Die Zweige sind mit 5 bis 10 Zentimeter langen, nadelförmigen Blättern bedeckt, die in Paaren wachsen. Junge Bäume sind sehr flauschig und grün.
Sandkiefer ist eine einhäusige Pflanze, das heißt, männliche und weibliche Zapfen wachsen am selben Baum. Sandkiefernzapfen sind relativ klein, 4 bis 8 Zentimeter lang, wachsen in freundlichen Familien und halten sich oft fest an den Zweigen fest, sodass sie viele Jahre lang geschlossen bleiben.

Aufgrund ihrer morphologischen Eigenschaften und ihrer Beziehung zum Feuer können Sandkiefernzapfen in zwei Typen eingeteilt werden.
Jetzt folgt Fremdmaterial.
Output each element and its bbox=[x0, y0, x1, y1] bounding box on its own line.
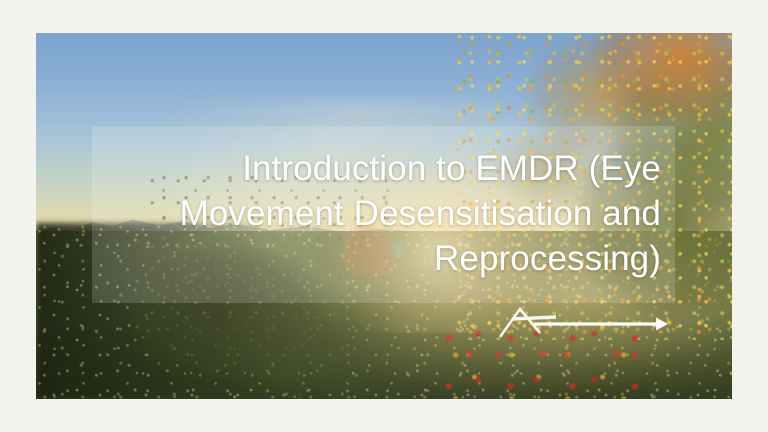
title-overlay-panel: Introduction to EMDR (Eye Movement Desen… bbox=[92, 126, 675, 303]
red-flowers bbox=[440, 318, 649, 399]
slide-title: Introduction to EMDR (Eye Movement Desen… bbox=[106, 147, 661, 281]
slide-title-line-3: Reprocessing) bbox=[106, 237, 661, 282]
slide-title-line-1: Introduction to EMDR (Eye bbox=[106, 147, 661, 192]
slide-canvas: Introduction to EMDR (Eye Movement Desen… bbox=[0, 0, 768, 432]
slide-title-line-2: Movement Desensitisation and bbox=[106, 192, 661, 237]
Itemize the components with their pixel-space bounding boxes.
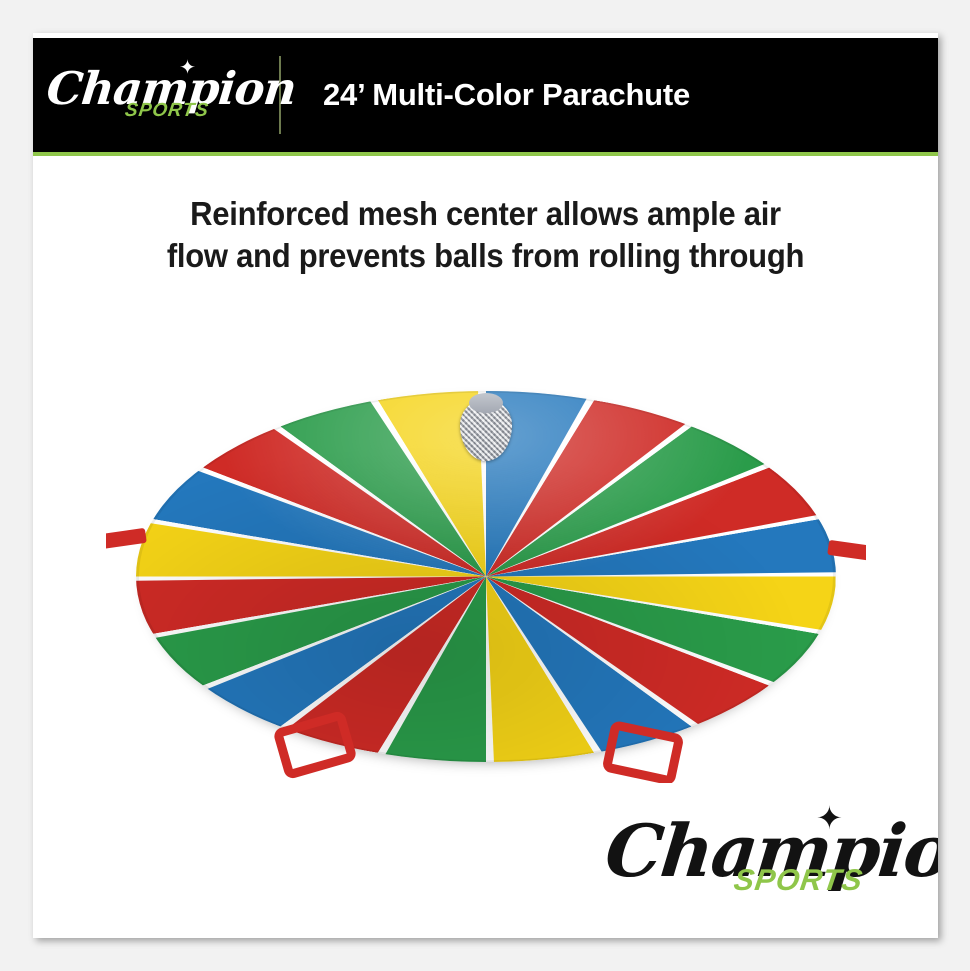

Die erste Art von Zapfen zeichnet sich dadurch aus, dass sie mit Wachs bedeckt sind und daher nur ein natürliches Feuer solche Zapfen öffnen kann, sodass die Samen in den Boden gelangen und neue Triebe sprießen, die die verbrannte Erde auffüllen. Die zweite Art von Zapfen hat keine wachsartige Beschichtung und öffnet daher, ohne auf eine Naturkatastrophe zu warten, ihre Schutzschuppen vollständig und gibt die Samen für die Fortpflanzung frei, nachdem die von der Natur oder dem Allmächtigen festgelegte Reifezeit der Samen abgelaufen ist.
Es ist überraschend, dass Brände, die Waldpflanzungen zerstören, gleichzeitig neuen Pflanzen eine Chance zum Leben geben, die im Schatten ihrer reiferen Verwandten nicht wachsen könnten. Andererseits hat der Mensch die Naturlandschaft in den letzten 500 Jahren so stark verändert, dass genügend Platz für Samen vorhanden ist, die nicht auf das Feuer warten, um zu landen und zu einer neuen Sandkiefer zu keimen.
Nutzung
Sandkiefer ist aus mehreren Gründen (Buschigkeit des Busches, Krümmung der Stämme in Richtung der vorherrschenden Winde) nicht als Holz geeignet, wird aber von unternehmungslustigen Menschen aktiv für die Zellstoffindustrie genutzt. Darüber hinaus dient Holz als Brennstoff zur Beheizung von Wohnräumen.
Um günstigere Lebensbedingungen für den Baum zu schaffen, wird Sandkiefer angebaut, um die Bäume als Weihnachtsbäume zu verwenden. Da sie es gewohnt ist, unter natürlichen Bedingungen Trockenperioden auszuhalten, reagiert die Sandkiefer im ersten Lebensjahr dankbar auf Wassergaben und wächst dann schneller, üppiger und eleganter, auch wenn sie in der offenen Sonne wachsen muss.